I Think I Can Manage is a weekly column by retailer Steven Bates, who runs Bookery Fantasy, a million dollar retail operation in Fairborn, Ohio.  This week, Bates looks at the recent acquisition of an auction house and retail operation by Diamond owner Steve Geppi, and finds lessons for retailers. 

 

Diamond Comic Distributors owner Steve Geppi has acquired Morphy Auctions, which specializes in collectible Americana (cast iron goods, mechanical banks, western memorabilia, tin toys, Disneyana, etc.), along with the auction house's retail division, the Adamstown Antique Gallery.  Based out of Denver, Pennsylvania, Morphy's auctions are 'simulcast' on eBay, offering Geppi's Diamond International Galleries an established and highly-visible non-comics collectibles division.  Retailers might question Geppi's motives, fearing the worst about the future of the comics industry; but, then, when don't comics retailers have a knee-jerk reaction to any of Diamond's practices?

 

I looked up the term 'diversification' on www.1000ventures.com (Ten3), a very informative website offering a wide spectrum of business 'coaching.'  Ten3 defines 'diversification' as 'improving core process execution and/or enhancing a business unit's structural position;' in other words, diversifying increases the competitive advantage of a company.  This can be achieved a number of different ways, including internal projects and strategic alliances.  Geppi's preferred method seems to be horizontal (and, to some extent, geographical) diversification through acquisitions and mergers; Capital City and Alliance Games Distributors come to mind.  Ten3 models the advantages to this tactic thusly:

 

The four main reasons for making an acquisition include:

  • To acquire complementary products, in order to broaden the line
  • To acquire new markets or distribution channels
  • To acquire additional mass, and benefit from economies of scale
  • To acquire technology, to complement or replace the currently used on

 

Merger synergies are great as they may give companies the needed technology, people, infrastructure, global sales, marketing and distribution opportunities.

 

It seems obvious that Geppi is simply increasing the scope of his already impressive collectibles business, adding divisions that synergistically complement the established infra- and superstructure of Diamond.  The items sold through Morphy Auctions (and Adamstown Antique Gallery) are simply historical and cultural cousins to the comic books, Big Little Books, rings, artwork, and other collectibles already offered by Diamond Galleries.

 

First, I'd like to congratulate and thank Mr.
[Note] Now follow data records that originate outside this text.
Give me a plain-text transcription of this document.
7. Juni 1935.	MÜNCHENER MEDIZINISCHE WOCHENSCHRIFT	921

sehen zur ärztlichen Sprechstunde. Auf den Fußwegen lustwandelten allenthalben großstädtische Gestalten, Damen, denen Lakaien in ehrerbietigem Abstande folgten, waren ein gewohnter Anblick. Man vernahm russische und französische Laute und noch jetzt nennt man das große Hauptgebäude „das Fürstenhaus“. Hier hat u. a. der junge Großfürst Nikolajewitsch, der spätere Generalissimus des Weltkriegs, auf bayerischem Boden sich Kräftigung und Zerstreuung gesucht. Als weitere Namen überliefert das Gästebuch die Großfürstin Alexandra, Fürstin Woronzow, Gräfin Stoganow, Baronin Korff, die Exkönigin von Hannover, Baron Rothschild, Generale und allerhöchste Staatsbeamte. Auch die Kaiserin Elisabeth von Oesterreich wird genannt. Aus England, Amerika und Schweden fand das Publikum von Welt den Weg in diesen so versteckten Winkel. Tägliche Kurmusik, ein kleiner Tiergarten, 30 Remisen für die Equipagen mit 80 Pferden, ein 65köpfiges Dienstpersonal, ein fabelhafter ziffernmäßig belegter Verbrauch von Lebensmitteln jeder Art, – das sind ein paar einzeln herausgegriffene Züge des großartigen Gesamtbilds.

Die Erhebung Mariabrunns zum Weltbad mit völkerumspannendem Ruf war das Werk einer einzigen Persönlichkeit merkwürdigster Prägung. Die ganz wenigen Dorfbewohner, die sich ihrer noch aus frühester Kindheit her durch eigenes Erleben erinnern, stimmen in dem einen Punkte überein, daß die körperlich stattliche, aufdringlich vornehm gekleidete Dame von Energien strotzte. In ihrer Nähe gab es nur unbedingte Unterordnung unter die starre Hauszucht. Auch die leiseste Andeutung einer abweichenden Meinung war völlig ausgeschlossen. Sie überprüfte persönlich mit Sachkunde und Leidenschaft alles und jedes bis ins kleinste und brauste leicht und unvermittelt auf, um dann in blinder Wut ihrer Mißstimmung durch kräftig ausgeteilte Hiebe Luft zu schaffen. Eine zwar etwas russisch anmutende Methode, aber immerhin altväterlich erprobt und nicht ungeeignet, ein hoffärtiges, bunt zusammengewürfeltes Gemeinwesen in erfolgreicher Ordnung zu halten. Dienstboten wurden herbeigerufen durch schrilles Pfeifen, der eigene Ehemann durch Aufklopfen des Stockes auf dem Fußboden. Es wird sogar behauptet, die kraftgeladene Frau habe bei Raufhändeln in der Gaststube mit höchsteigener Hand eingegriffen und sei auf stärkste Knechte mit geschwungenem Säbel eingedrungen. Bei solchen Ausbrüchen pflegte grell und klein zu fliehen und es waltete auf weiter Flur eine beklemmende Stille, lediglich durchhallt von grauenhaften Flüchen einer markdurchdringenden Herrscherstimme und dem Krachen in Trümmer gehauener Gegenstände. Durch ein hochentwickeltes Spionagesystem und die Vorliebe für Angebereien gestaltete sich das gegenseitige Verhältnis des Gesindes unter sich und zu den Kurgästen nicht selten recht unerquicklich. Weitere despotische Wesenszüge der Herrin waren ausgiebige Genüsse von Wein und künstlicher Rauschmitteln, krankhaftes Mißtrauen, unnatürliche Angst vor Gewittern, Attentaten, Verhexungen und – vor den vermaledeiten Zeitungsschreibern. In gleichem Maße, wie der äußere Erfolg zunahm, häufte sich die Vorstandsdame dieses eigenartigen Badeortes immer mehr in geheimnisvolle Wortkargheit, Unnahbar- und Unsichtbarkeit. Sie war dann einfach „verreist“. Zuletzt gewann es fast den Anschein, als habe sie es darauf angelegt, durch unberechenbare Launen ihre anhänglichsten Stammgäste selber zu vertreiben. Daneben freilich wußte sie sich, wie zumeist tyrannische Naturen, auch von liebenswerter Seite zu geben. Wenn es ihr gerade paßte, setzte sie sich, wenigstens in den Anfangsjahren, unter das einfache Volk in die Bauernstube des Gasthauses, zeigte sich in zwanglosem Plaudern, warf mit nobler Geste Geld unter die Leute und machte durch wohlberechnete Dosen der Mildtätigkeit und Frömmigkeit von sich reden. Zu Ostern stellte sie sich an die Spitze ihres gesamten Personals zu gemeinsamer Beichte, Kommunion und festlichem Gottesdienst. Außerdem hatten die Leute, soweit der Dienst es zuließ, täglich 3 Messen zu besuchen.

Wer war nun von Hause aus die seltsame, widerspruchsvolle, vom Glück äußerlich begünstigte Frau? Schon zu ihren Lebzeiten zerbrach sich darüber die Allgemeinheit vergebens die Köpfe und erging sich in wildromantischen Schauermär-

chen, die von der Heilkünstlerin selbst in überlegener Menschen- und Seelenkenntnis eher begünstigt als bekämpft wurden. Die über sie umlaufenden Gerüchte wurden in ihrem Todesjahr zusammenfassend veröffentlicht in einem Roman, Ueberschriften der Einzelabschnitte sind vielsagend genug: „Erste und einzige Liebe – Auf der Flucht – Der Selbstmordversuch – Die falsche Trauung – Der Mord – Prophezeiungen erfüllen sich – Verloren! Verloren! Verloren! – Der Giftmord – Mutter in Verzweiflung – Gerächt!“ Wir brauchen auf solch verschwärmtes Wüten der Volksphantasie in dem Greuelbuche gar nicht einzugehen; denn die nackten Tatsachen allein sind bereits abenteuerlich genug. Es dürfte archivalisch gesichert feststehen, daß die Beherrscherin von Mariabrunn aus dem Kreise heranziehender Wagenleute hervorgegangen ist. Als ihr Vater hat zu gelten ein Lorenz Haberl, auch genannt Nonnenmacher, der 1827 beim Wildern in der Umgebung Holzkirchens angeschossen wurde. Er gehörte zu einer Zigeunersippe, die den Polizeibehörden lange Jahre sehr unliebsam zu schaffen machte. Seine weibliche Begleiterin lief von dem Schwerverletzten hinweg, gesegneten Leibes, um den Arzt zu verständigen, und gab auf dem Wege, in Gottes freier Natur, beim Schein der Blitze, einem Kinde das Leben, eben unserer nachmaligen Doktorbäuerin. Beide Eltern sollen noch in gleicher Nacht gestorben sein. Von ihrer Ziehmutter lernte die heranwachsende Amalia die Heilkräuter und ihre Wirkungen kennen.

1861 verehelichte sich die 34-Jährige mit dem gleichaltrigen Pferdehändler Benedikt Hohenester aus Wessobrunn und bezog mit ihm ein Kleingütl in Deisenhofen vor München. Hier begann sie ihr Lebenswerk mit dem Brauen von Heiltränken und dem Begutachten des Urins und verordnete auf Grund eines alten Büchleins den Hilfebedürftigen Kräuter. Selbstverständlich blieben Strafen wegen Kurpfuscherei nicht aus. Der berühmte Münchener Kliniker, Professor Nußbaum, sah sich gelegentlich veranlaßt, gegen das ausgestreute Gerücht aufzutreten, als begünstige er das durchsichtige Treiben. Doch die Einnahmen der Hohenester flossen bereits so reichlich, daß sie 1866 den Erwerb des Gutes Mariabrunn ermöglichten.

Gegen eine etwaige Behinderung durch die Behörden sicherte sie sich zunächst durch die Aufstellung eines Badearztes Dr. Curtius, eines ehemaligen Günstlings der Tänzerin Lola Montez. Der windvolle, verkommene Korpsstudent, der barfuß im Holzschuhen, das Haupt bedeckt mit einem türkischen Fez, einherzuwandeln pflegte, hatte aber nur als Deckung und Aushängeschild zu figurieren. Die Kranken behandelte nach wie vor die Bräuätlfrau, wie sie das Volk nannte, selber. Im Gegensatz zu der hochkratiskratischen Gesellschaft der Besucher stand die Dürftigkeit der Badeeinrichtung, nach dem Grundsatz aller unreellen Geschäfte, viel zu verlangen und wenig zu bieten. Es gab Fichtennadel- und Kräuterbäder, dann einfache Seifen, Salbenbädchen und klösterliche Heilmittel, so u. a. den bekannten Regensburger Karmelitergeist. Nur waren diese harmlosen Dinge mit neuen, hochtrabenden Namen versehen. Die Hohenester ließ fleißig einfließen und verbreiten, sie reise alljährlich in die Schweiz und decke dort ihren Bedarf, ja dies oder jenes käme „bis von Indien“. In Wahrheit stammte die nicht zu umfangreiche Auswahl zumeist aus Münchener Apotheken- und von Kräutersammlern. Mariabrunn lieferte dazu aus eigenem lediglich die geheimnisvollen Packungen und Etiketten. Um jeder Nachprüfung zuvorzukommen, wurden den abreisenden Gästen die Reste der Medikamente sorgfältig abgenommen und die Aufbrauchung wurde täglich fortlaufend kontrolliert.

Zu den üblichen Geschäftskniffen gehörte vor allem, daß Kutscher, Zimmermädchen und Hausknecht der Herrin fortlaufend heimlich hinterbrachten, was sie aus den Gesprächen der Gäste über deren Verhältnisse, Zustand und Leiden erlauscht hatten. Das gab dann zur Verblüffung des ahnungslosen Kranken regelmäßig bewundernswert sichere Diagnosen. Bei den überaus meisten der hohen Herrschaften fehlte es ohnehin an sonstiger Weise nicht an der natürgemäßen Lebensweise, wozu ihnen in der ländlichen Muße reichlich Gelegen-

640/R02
Geppi for his acquisition.  A healthier Diamond means a healthier comics industry, which translates into a healthier shop for me.  Though I'm no expert, I'd guess that, generally speaking, antiques and Americana appeal to a wider and somewhat different demographic than comics, and the sales through Morphy and Adamstown should 'acquire new markets' and 'broaden the line' with 'complementary products.'  Further, it may give Diamond new outlets for selling collectible comic books, putting them out in new channels to be discovered by collectors of similar material (particularly western, military, crime, and movie comics, Disneys, and, I would surmise, anything biographical or historical).

 

I also think retailers should look at Diamond's business model and see if it can't be applied to your own business.  Many comic and gaming shops fail because a downturn in the industry or the economy sinks them.  Diversification provides a 'buffer zone' or two against taking too big of a hit when every customer suddenly turns against Product X.  Of course, the lines you diversify into must be complementary to your business and appealing to your existing and potential customer base.  Many shops do well with toys, action figures such as Batman, Star Wars, and Transformers.  These do well with many of our established customers.  Would I sell as many Barbies or Cabbage Patch Dolls?  Probably not, though another store might.

 

Sometimes diversification is part of a long-term plan; other times it's more temporary.  Beanie Babies and Pogs are good examples.  Many retailers used these transient fads to bolster their bottom line, catering to collectors with short attention spans and a lot of disposable income.  When demand dried up, dealers moved on to 'the next big thing' to increase sales and cash flow.  On the flip side, investing time, energy, and money into a product line and building a clientele over time can really pay off, earning you a reputation as THE expert in your area.  Does anybody in a fifty mile radius of Golden Apple even carry yo-yos?  Why would they?  For decades, the late Bill Liebowitz dominated that market, built by his love of the product and enthusiasm for the hobby.  Could the Bookery do as well with yo-yos?  No, and we actually tried.  But we have successfully integrated Silver and Golden Age Collectibles, Modern Comics, Games, Toys, and DVDs in one business.  Diversification has, over the years, allowed us to survive when sales dipped or disappeared on one or more of the other lines.

 

This week's news reads 'Geppi Acquires Auction House.'  What headlines are you writing for your company?  What's next for you?